O planejamento participativo e o fortalecimento do estado democrático de direito na gestão pública municipal são protegidos pela lei, mas obra do Contorno Sul não obedeceu a legislação
A Constituição Federal de 1988 consagrou, no parágrafo único do seu artigo 1º, o princípio fundante de que todo o poder emana do povo, exercido por meio de representantes eleitos ou diretamente. A consolidação do Estado Democrático de Direito exige a transição contínua de uma democracia meramente formal e representativa para um modelo participativo e deliberativo, no qual a sociedade civil atua diretamente nas tomadas de decisão que afetam o espaço coletivo.
Nesse cenário, o planejamento urbano e a gestão do patrimônio público tornam-se vetores essenciais para a concretização de direitos fundamentais, exigindo mecanismos que assegurem a transparência, a governança e a escuta qualificada da população.
A lei ordinária nº 10.365/2017 do Município de Maringá, alterada pela lei nº 11.028/2020, corporifica com exatidão o princípio do planejamento participativo, ao dispor em seu artigo 1º que a administração municipal promoverá audiências públicas sempre que houver intenção de realizar obras de construção, ampliação ou reforma de equipamentos públicos comunitários.
O legislador local não apenas cumpre os preceitos de participação popular previstos no Estatuto da Cidade – lei federal nº 10.257/2001 – mas também estabelece um freio contundente à discricionariedade autocrática do Poder Executivo.

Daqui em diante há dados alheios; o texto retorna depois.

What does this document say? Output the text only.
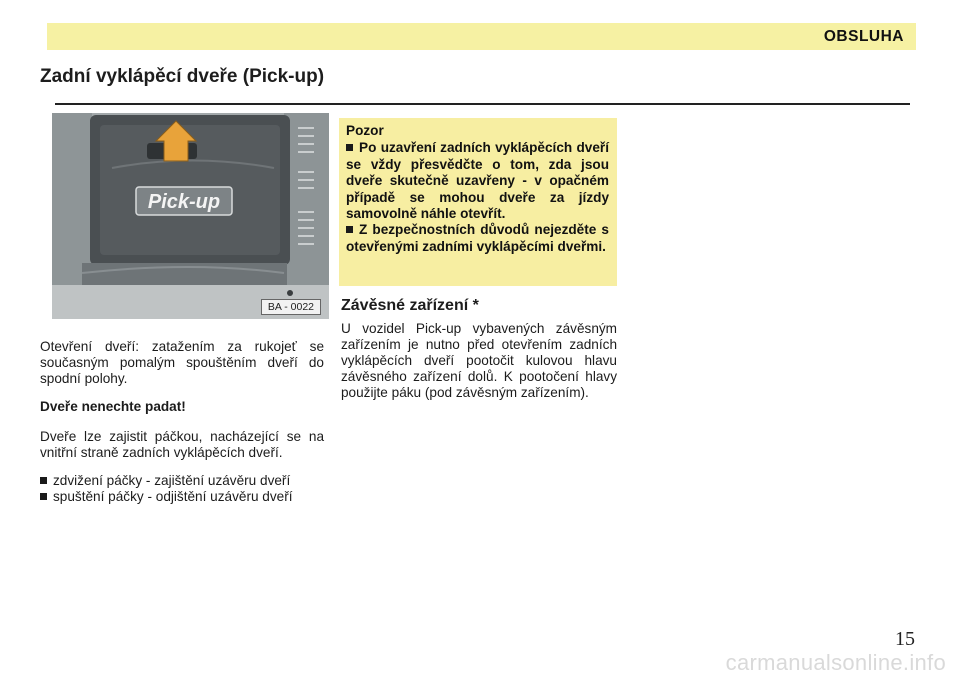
OBSLUHA
Zadní vyklápěcí dveře (Pick-up)
Pick-up
BA - 0022

Otevření dveří: zatažením za rukojeť se současným pomalým spouštěním dveří do spodní polohy.

Dveře nenechte padat!

Dveře lze zajistit páčkou, nacházející se na vnitřní straně zadních vyklápěcích dveří.

zdvižení páčky - zajištění uzávěru dveří
spuštění páčky - odjištění uzávěru dveří
Pozor

Po uzavření zadních vyklápěcích dveří se vždy přesvědčte o tom, zda jsou dveře skutečně uzavřeny - v opačném případě se mohou dveře za jízdy samovolně náhle otevřít.

Z bezpečnostních důvodů nejezděte s otevřenými zadními vyklápěcími dveřmi.

Závěsné zařízení *

U vozidel Pick-up vybavených závěsným zařízením je nutno před otevřením zadních vyklápěcích dveří pootočit kulovou hlavu závěsného zařízení dolů. K pootočení hlavy použijte páku (pod závěsným zařízením).

15
carmanualsonline.info
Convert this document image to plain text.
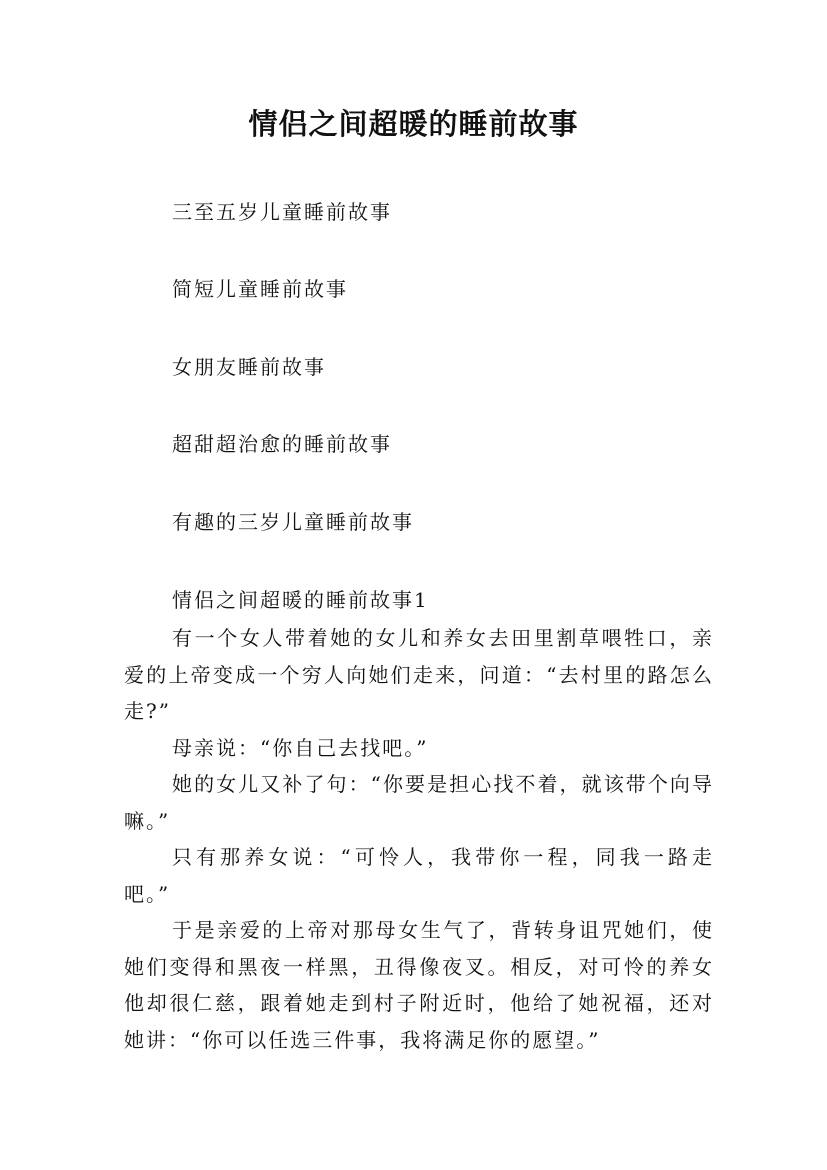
情侣之间超暖的睡前故事

三至五岁儿童睡前故事

简短儿童睡前故事

女朋友睡前故事

超甜超治愈的睡前故事

有趣的三岁儿童睡前故事

情侣之间超暖的睡前故事1

有一个女人带着她的女儿和养女去田里割草喂牲口，亲爱的上帝变成一个穷人向她们走来，问道：“去村里的路怎么走?”

母亲说：“你自己去找吧。”

她的女儿又补了句：“你要是担心找不着，就该带个向导嘛。”

只有那养女说：“可怜人，我带你一程，同我一路走吧。”

于是亲爱的上帝对那母女生气了，背转身诅咒她们，使她们变得和黑夜一样黑，丑得像夜叉。相反，对可怜的养女他却很仁慈，跟着她走到村子附近时，他给了她祝福，还对她讲：“你可以任选三件事，我将满足你的愿望。”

A exigência de audiência pública inclusive como condição vinculante para a emissão do alvará de construção – § 2º do art. 1º – eleva a participação popular de ato meramente formal para requisito de validade dos atos administrativos. A eficácia do planejamento participativo, contudo, depende de instrumentos contínuos de acompanhamento e fiscalização, aspecto no qual a referida norma avança de forma expressiva.
Assim, a obrigatoriedade de realização das audiências no local de impacto da intervenção – artigo 2º -, aliada à obrigação de exposição técnica detalhada e previa dos documentos, além da recepção de sugestões vinculantes aprovadas pela comunidade – artigo 3º -, assegura a descentralização das decisões.
Complementarmente, a instituição dos Conselhos Populares – artigos 4º a 9º – estabeleceu um modelo de controle social horizontal, dotando cidadãos de plenos poderes para fiscalizar todas as fases do empreendimento público, desde a licitação até o recebimento final da obra.
Ao autorizar que representantes da sociedade civil exerçam legitimamente o papel de controle e fiscalização, acionando se necessário, o Poder Legislativo e o Ministério Público, a norma instrumentaliza a soberania popular e previne a ocorrência de irregularidades ou o desvio de finalidade na aplicação do dinheiro público.
Em suma, a obrigatoriedade do planejamento compartilhado expressa na lei garante que o interesse coletivo seja construído dialogicamente, reafirmando a centralidade do cidadão na construção do espaço público e no fortalecimento das instituições democráticas do país.
Porém, ocorre que o Contorno Sul Metropolitano sendo uma obra pública de infraestrutura viária e rodoviária, embora seja classificada como uma obra de engenharia rodoviária/mobilidade, em classificações orçamentárias ou normativas amplas de uso do solo e impacto comunitário, ela integra o sistema de equipamentos públicos de circulação e transporte, enquadrando-se genericamente como construção ou ampliação de infraestrutura pública essencial.
Dito isso, o desenvolvimento de tal obra devia, por força de lei, ter atendido todos os dispositivos da lei ordinária nº 10.365/2017 do Município de Maringá, alterada pela lei nº 11.028/2020, agora os que foram preteridos nesse processo podem ter mais um argumento para questionar administrativamente ou judicialmente a matéria.
Como escreveu um antigo pensador, tudo o que parece ser sólido pode se desmanchar no ar.